This Is Not A Drill!
A rescue drill with a trainee became a real-life emergency for BSAC advanced instructor Richard Wordsworth
The diving season was well underway and, as diving officer of Blue Dolphins Sub Aqua Club in Guernsey, I was pleased that the annual batch of ocean diver students was progressing well.
My student that day was Maya. I had dived with her several times during her training and knew her abilities well. She was a 50-year-old woman and a nervous student – she was not very comfortable in the water and had decided to learn to dive to help conquer her fear of the water. This was her third open-water dive and the main element of this lesson was the alternative air ascent – the student has to breathe from their buddy’s octopus and ascend from 6m in a controlled manner.
The dive site was Havelet Bay in Guernsey – a favourite for training as it is sheltered, has a nice slipway for entry and exit and there is plenty of fish life to look at. The weather looked good and the sea calm enough for the planned dive.
After the briefing and a dry run of the exercises, buddy checks were done and we were ready to go. A giant stride off the slipway went well, so I signalled to Maya ‘okay’ and ‘descend’. Knowing her nervous nature, I allowed her plenty of time to settle on the bottom, and was not surprised that she took a minute or two to calm down. The exercises were to be conducted at 6m so we swam away into deeper water.
The first exercise was mask clearing, and I duly demonstrated this. Maya had done this before in cold water, so I was confident she could do it with little trouble, but she seemed hesitant and unwilling to flood her mask. This seemed odd, but eventually she sorted herself out and performed the drill well.
Next, it was the alternative air source ascent. She was to be the out-of-air diver and I was to play the role of rescuer. The swapping of second stages went well, and after exchanging ‘okay’ and ‘ascend’ signals, we headed for the surface at a controlled rate.
Once there, I fully inflated my BC and motioned to Maya that I was going to inflate her BC and that she was to continue to breathe from my octopus until she was fully buoyant. At this point, she started coughing and I thought she might have breathed in a little water at some point. To help her regain her composure, I raised her head well out of the water, but she was coughing up blood and not responding to instructions!

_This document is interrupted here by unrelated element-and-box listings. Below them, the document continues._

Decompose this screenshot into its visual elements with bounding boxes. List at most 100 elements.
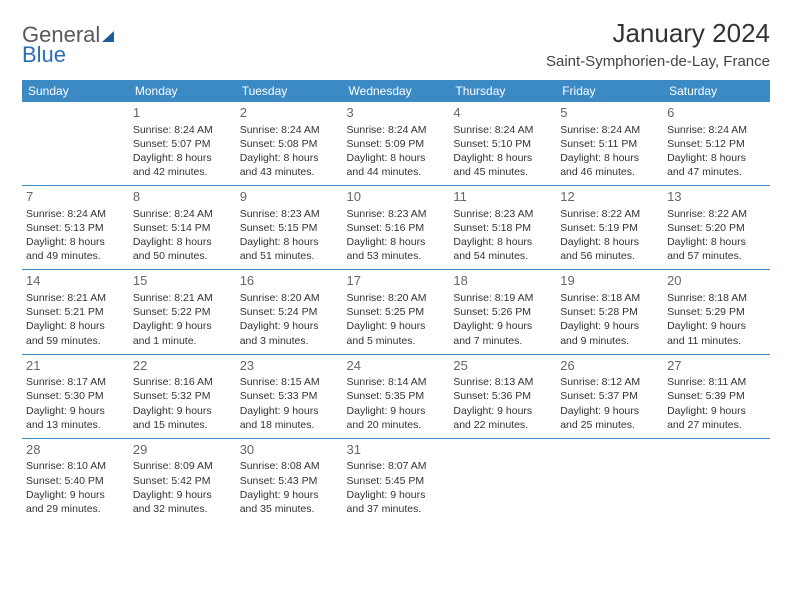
sunrise-text: Sunrise: 8:24 AM <box>26 207 125 221</box>
day-number: 26 <box>560 357 659 375</box>
daylight-text-2: and 20 minutes. <box>347 418 446 432</box>
calendar-week: 7Sunrise: 8:24 AMSunset: 5:13 PMDaylight… <box>22 186 770 270</box>
calendar-week: 28Sunrise: 8:10 AMSunset: 5:40 PMDayligh… <box>22 438 770 522</box>
calendar-cell: 29Sunrise: 8:09 AMSunset: 5:42 PMDayligh… <box>129 438 236 522</box>
sunrise-text: Sunrise: 8:21 AM <box>133 291 232 305</box>
day-number: 28 <box>26 441 125 459</box>
sunset-text: Sunset: 5:21 PM <box>26 305 125 319</box>
sunrise-text: Sunrise: 8:24 AM <box>667 123 766 137</box>
sunrise-text: Sunrise: 8:09 AM <box>133 459 232 473</box>
sunrise-text: Sunrise: 8:17 AM <box>26 375 125 389</box>
daylight-text-2: and 57 minutes. <box>667 249 766 263</box>
daylight-text-2: and 42 minutes. <box>133 165 232 179</box>
weekday-header: Monday <box>129 80 236 102</box>
daylight-text-1: Daylight: 8 hours <box>347 235 446 249</box>
calendar-cell: 15Sunrise: 8:21 AMSunset: 5:22 PMDayligh… <box>129 270 236 354</box>
daylight-text-1: Daylight: 8 hours <box>453 151 552 165</box>
daylight-text-1: Daylight: 9 hours <box>26 404 125 418</box>
day-number: 29 <box>133 441 232 459</box>
sunrise-text: Sunrise: 8:12 AM <box>560 375 659 389</box>
sunrise-text: Sunrise: 8:18 AM <box>667 291 766 305</box>
logo-triangle-icon <box>102 31 114 42</box>
calendar-cell: 2Sunrise: 8:24 AMSunset: 5:08 PMDaylight… <box>236 102 343 186</box>
sunset-text: Sunset: 5:42 PM <box>133 474 232 488</box>
daylight-text-1: Daylight: 9 hours <box>347 488 446 502</box>
sunrise-text: Sunrise: 8:08 AM <box>240 459 339 473</box>
daylight-text-2: and 47 minutes. <box>667 165 766 179</box>
daylight-text-2: and 11 minutes. <box>667 334 766 348</box>
day-number: 10 <box>347 188 446 206</box>
day-number: 30 <box>240 441 339 459</box>
day-number: 13 <box>667 188 766 206</box>
daylight-text-2: and 22 minutes. <box>453 418 552 432</box>
calendar-cell: 25Sunrise: 8:13 AMSunset: 5:36 PMDayligh… <box>449 354 556 438</box>
sunrise-text: Sunrise: 8:22 AM <box>667 207 766 221</box>
day-number: 23 <box>240 357 339 375</box>
daylight-text-1: Daylight: 9 hours <box>133 488 232 502</box>
sunrise-text: Sunrise: 8:11 AM <box>667 375 766 389</box>
sunrise-text: Sunrise: 8:22 AM <box>560 207 659 221</box>
calendar-cell: 8Sunrise: 8:24 AMSunset: 5:14 PMDaylight… <box>129 186 236 270</box>
sunrise-text: Sunrise: 8:23 AM <box>240 207 339 221</box>
sunrise-text: Sunrise: 8:10 AM <box>26 459 125 473</box>
sunset-text: Sunset: 5:32 PM <box>133 389 232 403</box>
calendar-cell: 14Sunrise: 8:21 AMSunset: 5:21 PMDayligh… <box>22 270 129 354</box>
day-number: 21 <box>26 357 125 375</box>
daylight-text-2: and 37 minutes. <box>347 502 446 516</box>
title-block: January 2024 Saint-Symphorien-de-Lay, Fr… <box>546 18 770 70</box>
calendar-cell: 10Sunrise: 8:23 AMSunset: 5:16 PMDayligh… <box>343 186 450 270</box>
sunrise-text: Sunrise: 8:24 AM <box>453 123 552 137</box>
weekday-header: Sunday <box>22 80 129 102</box>
daylight-text-1: Daylight: 8 hours <box>133 235 232 249</box>
calendar-head: SundayMondayTuesdayWednesdayThursdayFrid… <box>22 80 770 102</box>
day-number: 31 <box>347 441 446 459</box>
calendar-cell <box>663 438 770 522</box>
weekday-header: Tuesday <box>236 80 343 102</box>
daylight-text-1: Daylight: 8 hours <box>26 235 125 249</box>
calendar-week: 1Sunrise: 8:24 AMSunset: 5:07 PMDaylight… <box>22 102 770 186</box>
calendar-cell <box>556 438 663 522</box>
daylight-text-1: Daylight: 9 hours <box>560 404 659 418</box>
sunset-text: Sunset: 5:45 PM <box>347 474 446 488</box>
daylight-text-2: and 7 minutes. <box>453 334 552 348</box>
daylight-text-1: Daylight: 8 hours <box>560 235 659 249</box>
calendar-cell: 1Sunrise: 8:24 AMSunset: 5:07 PMDaylight… <box>129 102 236 186</box>
sunrise-text: Sunrise: 8:21 AM <box>26 291 125 305</box>
day-number: 7 <box>26 188 125 206</box>
day-number: 27 <box>667 357 766 375</box>
daylight-text-2: and 32 minutes. <box>133 502 232 516</box>
day-number: 3 <box>347 104 446 122</box>
sunset-text: Sunset: 5:14 PM <box>133 221 232 235</box>
sunset-text: Sunset: 5:26 PM <box>453 305 552 319</box>
day-number: 17 <box>347 272 446 290</box>
calendar-week: 14Sunrise: 8:21 AMSunset: 5:21 PMDayligh… <box>22 270 770 354</box>
day-number: 22 <box>133 357 232 375</box>
daylight-text-2: and 27 minutes. <box>667 418 766 432</box>
daylight-text-2: and 53 minutes. <box>347 249 446 263</box>
daylight-text-1: Daylight: 9 hours <box>26 488 125 502</box>
calendar-cell <box>22 102 129 186</box>
sunset-text: Sunset: 5:25 PM <box>347 305 446 319</box>
daylight-text-2: and 49 minutes. <box>26 249 125 263</box>
calendar-cell: 18Sunrise: 8:19 AMSunset: 5:26 PMDayligh… <box>449 270 556 354</box>
calendar-cell: 24Sunrise: 8:14 AMSunset: 5:35 PMDayligh… <box>343 354 450 438</box>
daylight-text-2: and 5 minutes. <box>347 334 446 348</box>
daylight-text-2: and 29 minutes. <box>26 502 125 516</box>
sunset-text: Sunset: 5:28 PM <box>560 305 659 319</box>
sunset-text: Sunset: 5:08 PM <box>240 137 339 151</box>
daylight-text-1: Daylight: 8 hours <box>133 151 232 165</box>
sunrise-text: Sunrise: 8:23 AM <box>347 207 446 221</box>
calendar-cell: 12Sunrise: 8:22 AMSunset: 5:19 PMDayligh… <box>556 186 663 270</box>
day-number: 25 <box>453 357 552 375</box>
calendar-cell: 7Sunrise: 8:24 AMSunset: 5:13 PMDaylight… <box>22 186 129 270</box>
logo-word2: Blue <box>22 42 66 67</box>
day-number: 20 <box>667 272 766 290</box>
daylight-text-1: Daylight: 9 hours <box>667 319 766 333</box>
calendar-cell: 27Sunrise: 8:11 AMSunset: 5:39 PMDayligh… <box>663 354 770 438</box>
daylight-text-1: Daylight: 8 hours <box>240 235 339 249</box>
daylight-text-1: Daylight: 9 hours <box>453 319 552 333</box>
daylight-text-2: and 18 minutes. <box>240 418 339 432</box>
sunset-text: Sunset: 5:43 PM <box>240 474 339 488</box>
day-number: 2 <box>240 104 339 122</box>
daylight-text-1: Daylight: 8 hours <box>26 319 125 333</box>
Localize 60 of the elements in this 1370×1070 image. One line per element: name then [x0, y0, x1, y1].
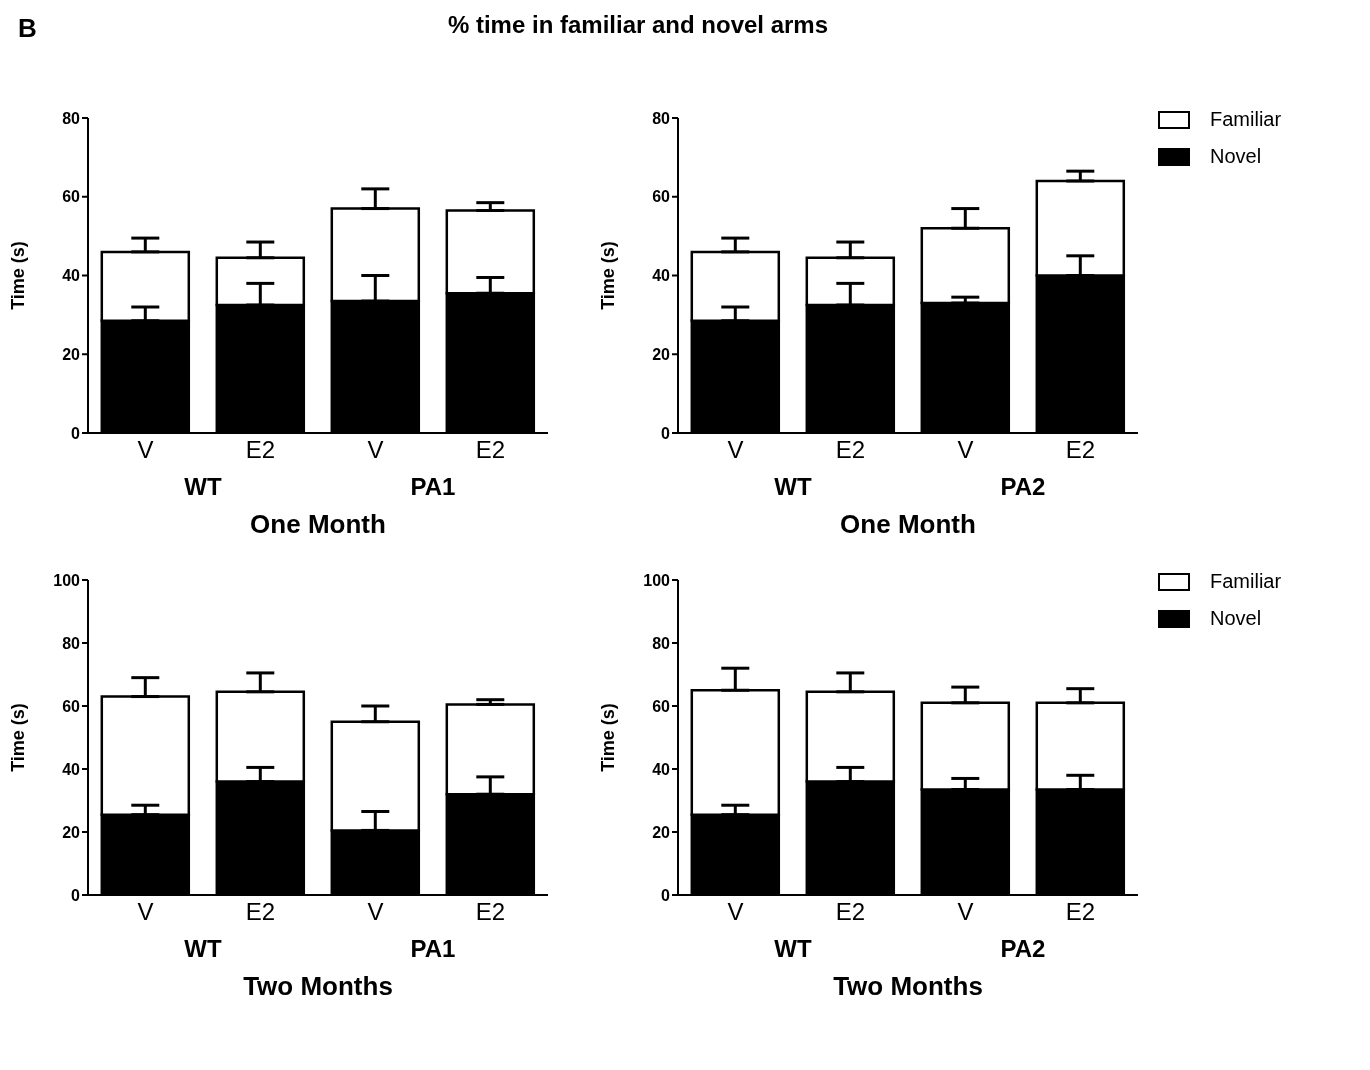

Suddenly, it was no longer an exercise. The adrenaline and training kicked in. My first thoughts were to get her as high out of the water as possible, so away went her weight belt. Frantic waving to the shore cover got little response – after all, it was rescue training! Luckily we were only 20m from the slipway, so I started towing with all my strength. At this point, the shore cover realised there was something wrong, and when we got to shallow water they were able to help me get Maya up the slip.
I was by now exhausted, but Maya was in good hands as the shore cover was Ian, our training officer and Claire, a theatre nurse. All I could think was: ‘What went wrong? Could she have held her breath on ascent and damaged a lung? There was little chance of the bends from that depth.’ I was mystified and concerned.
After a short while the ambulance arrived and took over. Maya was still coughing up pink fluid, had gone a worrying grey colour and was still unable to speak. She was given oxygen and taken to the hospital. We followed, anxious about her well-being.
After a thorough examination, the diving doctor diagnosed immersion pulmonary edema (IPE) – a rare condition in which the lungs spontaneously fill with fluid when the individual is immersed in cold water. It turned out that Maya had not declared a high blood pressure problem, and this is considered to be an aggravating factor – but would it have prevented her from diving? Probably not. Apart from that, she had been in good health, didn’t smoke and only drank moderately.
After a couple of days in hospital, she was released and eventually made a full recovery. The diving doctor said it was unlikely to happen again and that she could probably continue to dive, preferably in warm water. I’d never heard of the condition before that day, and it’s not mentioned in the BSAC instructor manual.
Even with the benefit of hindsight, I don’t think we would have done anything differently, but what might have happened if we had been in a RIB, miles from shore, or if the dive had been deeper? The outcome may have been fatal. The lessons to be learned from this incident are that shore cover is important, even on relatively easy dive sites, and the self-assessment questions need to be answered truthfully – they are there for a reason.